Moody's considers TAQA's international upstream activities relatively higher risk compared to its domestic and/or regulated generation activities.
The acquisitions that the company has executed worldwide have progressively increased the contribution from upstream and midstream
activities thus increasing TAQA's exposure to more volatile and riskier markets. Moody's also highlights that TAQA has acquired operationally
challenging assets, which may require sustained higher oil prices and significant investments in order to be profitable. We believe that TAQA's
upstream business requires break-even prices of more than 40 $/bbl to be profitable, and even higher at TAQA North. However, we recognise
that recent acquisitions have also contributed to a significant growth in cash flows, both generally and as regards for debt service at the holding
company, given the still significant project finance debt located at its domestic subsidiaries.
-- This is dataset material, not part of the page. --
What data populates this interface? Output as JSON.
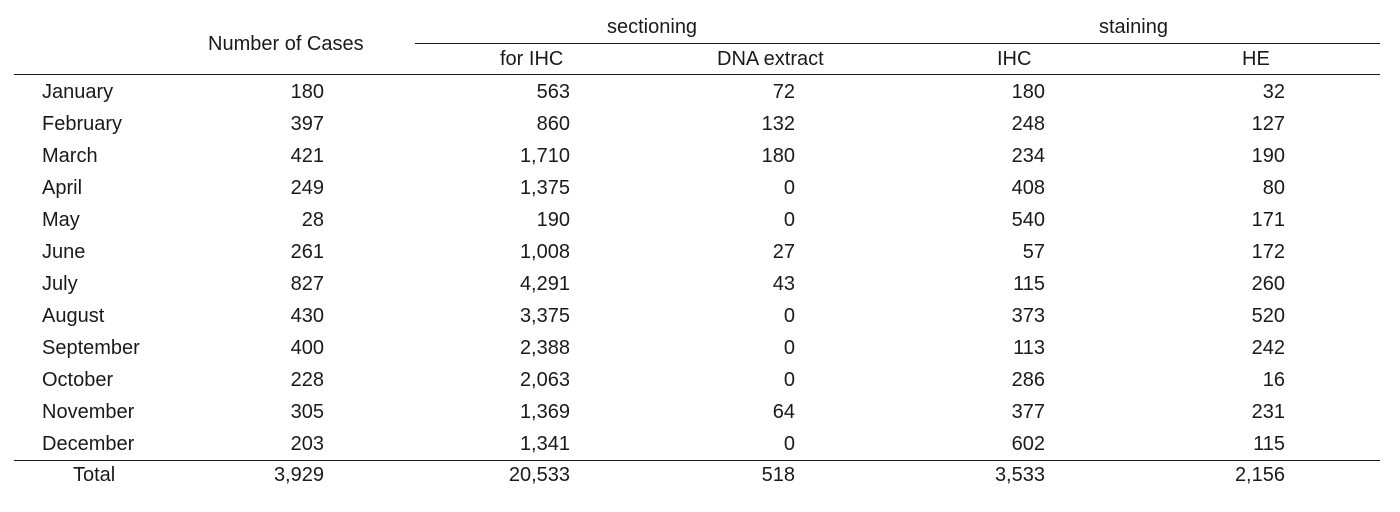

TAQA's recent decision to move its strategy away from further large acquisitions and focus on consolidation and restoration of its balance sheet
is viewed positively by Moody's, as it reduces event risk and, over time, should lead to improvements in TAQA's currently aggressive capital
structure. Indeed Moody's believes that TAQA's fundamental credit profile is likely to improve over the medium term, which in turn could also
strengthen its final rating.
Moody's expects TAQA's overall financial performance to weaken in 2009 compared to 2008, as the upstream business will be negatively
impacted by a full year of lower oil prices. This is likely to particularly affect TAQA North, whose operations are more reliant on higher oil prices
than TAQA's other upstream businesses. TAQA North is by far the largest contributor to TAQA's daily production. At the same time, Moody's
takes comfort from the stability afforded by TAQA's power generation business, which is expected to remain relatively unaffected by the current
challenging economic conditions.
Rating Outlook
TAQA's ratings have a stable outlook and assume gradual debt reductions over the medium term.
Liquidity
TAQA's liquidity profile is strong and Moody's believes that the expected deterioration of cash flows resulting from the decline in oil prices will be
adequately supported by available cash and AED 8.4 billion (USD 2.3 billion) of funds that could be potentially drawn under the company's
committed credit facilities to fulfill capex requirements and debt repayments. Furthermore, we expect TAQA to produce positive free cash flow
from 2010, which will support debt reductions. TAQA will need to refinance a USD 1.0 billion drawn revolving credit facility in July 2010, which is
well covered by its own internal cash and cash generation.
Drivers of Rating Change
TAQA's fundamental credit profile currently assumes that retained cash flow (RCF) to net debt is maintained between 5% and 8%, funds from
operations are able to cover interest costs at least 2.5 times, debt to EBITDA is below 7 times and debt to capital is below 80%. TAQA is
currently at the very low end or marginally beyond these financial parameters. Prolonged weaaker operating conditions in 2009 and 2010 may
result in deteriorating financial metrics, which could see its baseline credit assessment lowered. However, Moody's assumes that TAQA's
fundamental profile should improve as it steps up efforts to reduce its leverage. Indeed ratings could be upgraded, if TAQA achieves RCF to net
debt above 10-15%, FFO Interest Cover of 4 times and above, and debt to EBITDA below 4 times.